Le digitum, c’est le doigt. Le doigt version latine. Comment est-on passé du « digitum » au « digital » sans (vraiment) passer par le numérique ? Anglicisme primaire ? Peut-être bien puisqu’on peut remonter les traces de ce néologisme aux années 70 au moment de l’apparition du « digital display », le fameux affichage qui donne son cachet visuel à l’intérieur de la DeLorean de Marty McFly. Le digital fait high-tech, il sonne bien, il place direct celui qui l’utilise dans le camp du progrès, de l’innovation.

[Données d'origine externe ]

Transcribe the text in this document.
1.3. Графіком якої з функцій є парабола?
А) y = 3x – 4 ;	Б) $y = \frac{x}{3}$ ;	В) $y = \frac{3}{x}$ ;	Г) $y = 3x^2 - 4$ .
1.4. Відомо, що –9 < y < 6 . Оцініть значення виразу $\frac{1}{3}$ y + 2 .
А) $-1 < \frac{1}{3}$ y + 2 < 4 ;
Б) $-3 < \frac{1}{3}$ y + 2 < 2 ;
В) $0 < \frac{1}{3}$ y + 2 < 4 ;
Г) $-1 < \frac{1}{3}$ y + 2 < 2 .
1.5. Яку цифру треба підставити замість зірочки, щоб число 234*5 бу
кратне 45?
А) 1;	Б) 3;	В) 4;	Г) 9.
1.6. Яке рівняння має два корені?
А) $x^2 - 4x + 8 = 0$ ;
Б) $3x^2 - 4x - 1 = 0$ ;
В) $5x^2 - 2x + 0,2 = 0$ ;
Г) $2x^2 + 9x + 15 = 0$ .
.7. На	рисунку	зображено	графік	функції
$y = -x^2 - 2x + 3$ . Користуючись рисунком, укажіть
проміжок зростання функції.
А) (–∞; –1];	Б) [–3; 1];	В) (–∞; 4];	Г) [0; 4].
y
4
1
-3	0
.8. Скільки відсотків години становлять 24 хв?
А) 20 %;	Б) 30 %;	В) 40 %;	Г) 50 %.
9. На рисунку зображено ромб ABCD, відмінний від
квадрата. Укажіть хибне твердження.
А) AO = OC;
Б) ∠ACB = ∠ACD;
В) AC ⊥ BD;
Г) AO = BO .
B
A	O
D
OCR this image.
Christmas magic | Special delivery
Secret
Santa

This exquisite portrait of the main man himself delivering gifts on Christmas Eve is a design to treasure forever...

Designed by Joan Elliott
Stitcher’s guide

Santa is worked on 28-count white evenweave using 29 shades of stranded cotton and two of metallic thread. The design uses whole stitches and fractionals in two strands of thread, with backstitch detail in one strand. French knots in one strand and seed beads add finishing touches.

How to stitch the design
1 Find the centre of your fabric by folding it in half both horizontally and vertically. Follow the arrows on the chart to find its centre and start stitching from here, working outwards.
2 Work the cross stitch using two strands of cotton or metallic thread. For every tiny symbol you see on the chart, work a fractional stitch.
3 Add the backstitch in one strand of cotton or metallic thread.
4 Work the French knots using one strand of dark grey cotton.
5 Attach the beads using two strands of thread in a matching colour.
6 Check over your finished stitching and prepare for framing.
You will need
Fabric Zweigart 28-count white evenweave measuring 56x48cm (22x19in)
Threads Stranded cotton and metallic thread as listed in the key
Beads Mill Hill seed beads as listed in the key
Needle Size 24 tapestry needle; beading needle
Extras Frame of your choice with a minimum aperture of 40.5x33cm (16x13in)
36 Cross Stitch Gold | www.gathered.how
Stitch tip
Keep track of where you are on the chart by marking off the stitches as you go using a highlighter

Le lien le plus direct qu’on peut tracer entre le « digitum » et la notion d’ordinateur, c’est le boulier. L’instrument qui remonte aux Grecs de l’antiquité et à tous ceux qui vivaient à cette époque s’utilise avec le doigt. On pousse d’un côté ou de l’autre les billes de bois placées sur des tringles parallèles pour effectuer les calculs de l’époque. Le « digitum », à travers le boulier, devient l’outil de calcul, celui procède l’opération. Les deux font partie du même système et interagissent pour exprimer un résultat.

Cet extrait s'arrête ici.